Scrivo sul film Il primo re. Anzi voglio commentare una recensione apparsa nel domenicale del 3 febbraio di “Il sole 24 0re” (p. 29) a firma Roberto Escobar che accredita il film di “sapienza narrativa” e di “una forza espressiva da tempo ignote al nostro cinema”. In genere le recensioni di questo critico sono accettabili, talora anche pregevoli. Ma questa volta deve essere entrata in gioco una forma di simpatia per il regista che ha offuscato la vista mentale di Escobar. Il pezzo inizia con una citazione imprecisa di alcune parole del De officiis di Cicerone.
Mettiamola a confronto con il testo latino.
“Il potere non si condivide, scrive Cicerone nel De officiis, ‘Per assicurarsi ciò che gli sembrava utile’ prosegue da politico raffinato, un figlio di Rea Silvia  uccise l’altro, e il suo gesto fu ‘un crimine (…) con rispetto di Quirino e di Romolo’ ”  Queste sono le parole di Escobar.
Il testo latino è nel De Officiis III, 10, 41. Già questa indicazione precisa manca. Come è carente la fedeltà della traduzione
Il contesto del brano ciceroniano sostiene che un’azione per essere  davvero utile deve essere anche onesta, come fu quella di Bruto Maggiore che invitò il collega Collatino a dimettersi dal potere consolare. “Itaque utilitas valuit propter honestatem, sine qua ne utilitas quidem esse potuisset” (40) Questa è la premessa. Escobar afferma che Cicerone scrive “il potere non si condivide”. Non so se da qualche parte lo abbia davvero scritto l’Arpinate, non sono specializzato in Cicerone.
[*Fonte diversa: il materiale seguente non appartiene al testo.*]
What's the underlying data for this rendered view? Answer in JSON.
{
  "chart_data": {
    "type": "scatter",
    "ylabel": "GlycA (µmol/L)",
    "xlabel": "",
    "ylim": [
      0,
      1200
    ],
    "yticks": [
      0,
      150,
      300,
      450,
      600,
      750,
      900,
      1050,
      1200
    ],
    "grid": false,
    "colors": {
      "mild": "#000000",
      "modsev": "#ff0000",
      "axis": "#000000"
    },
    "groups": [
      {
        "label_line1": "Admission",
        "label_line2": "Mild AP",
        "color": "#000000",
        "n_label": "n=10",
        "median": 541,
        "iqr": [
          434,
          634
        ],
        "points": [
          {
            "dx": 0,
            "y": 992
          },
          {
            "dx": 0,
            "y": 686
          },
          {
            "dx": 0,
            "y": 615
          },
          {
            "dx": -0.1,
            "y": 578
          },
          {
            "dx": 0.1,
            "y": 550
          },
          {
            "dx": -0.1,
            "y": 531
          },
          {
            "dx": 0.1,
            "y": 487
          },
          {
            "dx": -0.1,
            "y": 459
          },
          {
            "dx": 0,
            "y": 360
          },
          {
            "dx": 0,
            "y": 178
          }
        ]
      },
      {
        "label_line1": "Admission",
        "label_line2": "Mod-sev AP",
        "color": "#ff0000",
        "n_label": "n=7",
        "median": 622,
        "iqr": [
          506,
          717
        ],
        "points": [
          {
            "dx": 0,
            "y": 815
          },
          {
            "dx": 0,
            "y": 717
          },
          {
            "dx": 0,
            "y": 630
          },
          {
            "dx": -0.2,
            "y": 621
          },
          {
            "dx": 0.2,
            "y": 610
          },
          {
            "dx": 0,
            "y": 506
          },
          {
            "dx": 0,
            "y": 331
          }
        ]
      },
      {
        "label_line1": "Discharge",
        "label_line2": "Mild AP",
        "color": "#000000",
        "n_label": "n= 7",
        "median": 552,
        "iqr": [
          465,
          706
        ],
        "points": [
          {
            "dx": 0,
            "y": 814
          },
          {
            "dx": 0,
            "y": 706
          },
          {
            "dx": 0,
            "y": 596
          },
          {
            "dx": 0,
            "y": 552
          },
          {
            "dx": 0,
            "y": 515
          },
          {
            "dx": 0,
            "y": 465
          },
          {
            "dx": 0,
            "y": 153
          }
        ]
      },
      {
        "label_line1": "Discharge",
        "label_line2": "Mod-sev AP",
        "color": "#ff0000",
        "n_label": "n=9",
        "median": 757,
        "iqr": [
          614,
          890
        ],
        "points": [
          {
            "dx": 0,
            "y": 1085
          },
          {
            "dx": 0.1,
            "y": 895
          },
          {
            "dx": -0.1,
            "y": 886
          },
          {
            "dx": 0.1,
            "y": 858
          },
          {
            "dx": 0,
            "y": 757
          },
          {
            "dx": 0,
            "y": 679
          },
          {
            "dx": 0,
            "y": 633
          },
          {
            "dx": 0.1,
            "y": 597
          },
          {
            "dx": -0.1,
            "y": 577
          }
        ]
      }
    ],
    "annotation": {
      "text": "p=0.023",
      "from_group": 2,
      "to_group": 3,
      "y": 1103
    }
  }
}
Nel passo in questione tali parole comunque non ci sono.
In ogni caso per indicare la fonte di questo assioma politico avrei usato Lucano  omnisque potestas- impatiens consortis erit (Pharsalia I, 91-92) e , ancora più precisamente,  Tacito che lo segnala tra gli arcana domus: “eam condicionem esse imperandi ut non aliter ratio constet quam si uni reddatur” (Annales, I, 6).
Vediamo dunque le parole del De Officiis III, 10, 41 “tradotte” da Escobar: “At in eo rege, qui urbem condidit, non item; species enim utilitatis animum pepulit eius, cui cum visum esset utilius solum quam cum altero regnare , fratrem interemit. Omisit hic et pietatem et humanitatem, ut id, quod utile videbatur, neque erat, assequi posset, et tamen muri causam opposuit, speciem honestatis, nec probabilem nec sane idoneam. Peccavit igitur, pace vel Quirini  vel Romuli dixerim”.
Mi sembra che Escobar raffazzonando una traduzione per niente perspicua del chiarissimo passo Ciceroniano, voglia nascondere o minimizzare la condanna  di questo arcanum imperii o domus, segreto del potere o del palazzo che Cicerone disapprova sostenendo che l’utile vero deve essere anche onesto. L’autore del De officiis chiarisce molto bene questo pensiero. Il recensore del Sole, è vero, usa la parola “crimine” ma la inserisce quasi di sfuggita in un elogio della grandezza e della bellezza del film che invece a parer mio manca esso pure di chiarezza come altresì di pregi estetici, di serietà storica e non saprei dire se filologica poiché le parole parlate comparivano nei sottotitoli tradotte e se ne udivano assai poche siccome bofonchiate in mezzo a rumori infernali provocati da continue violenze prive non solo di humanitas e di pietas ma per lo più di qualsiasi ragione se non quella di assecondare il sadismo oggi di moda.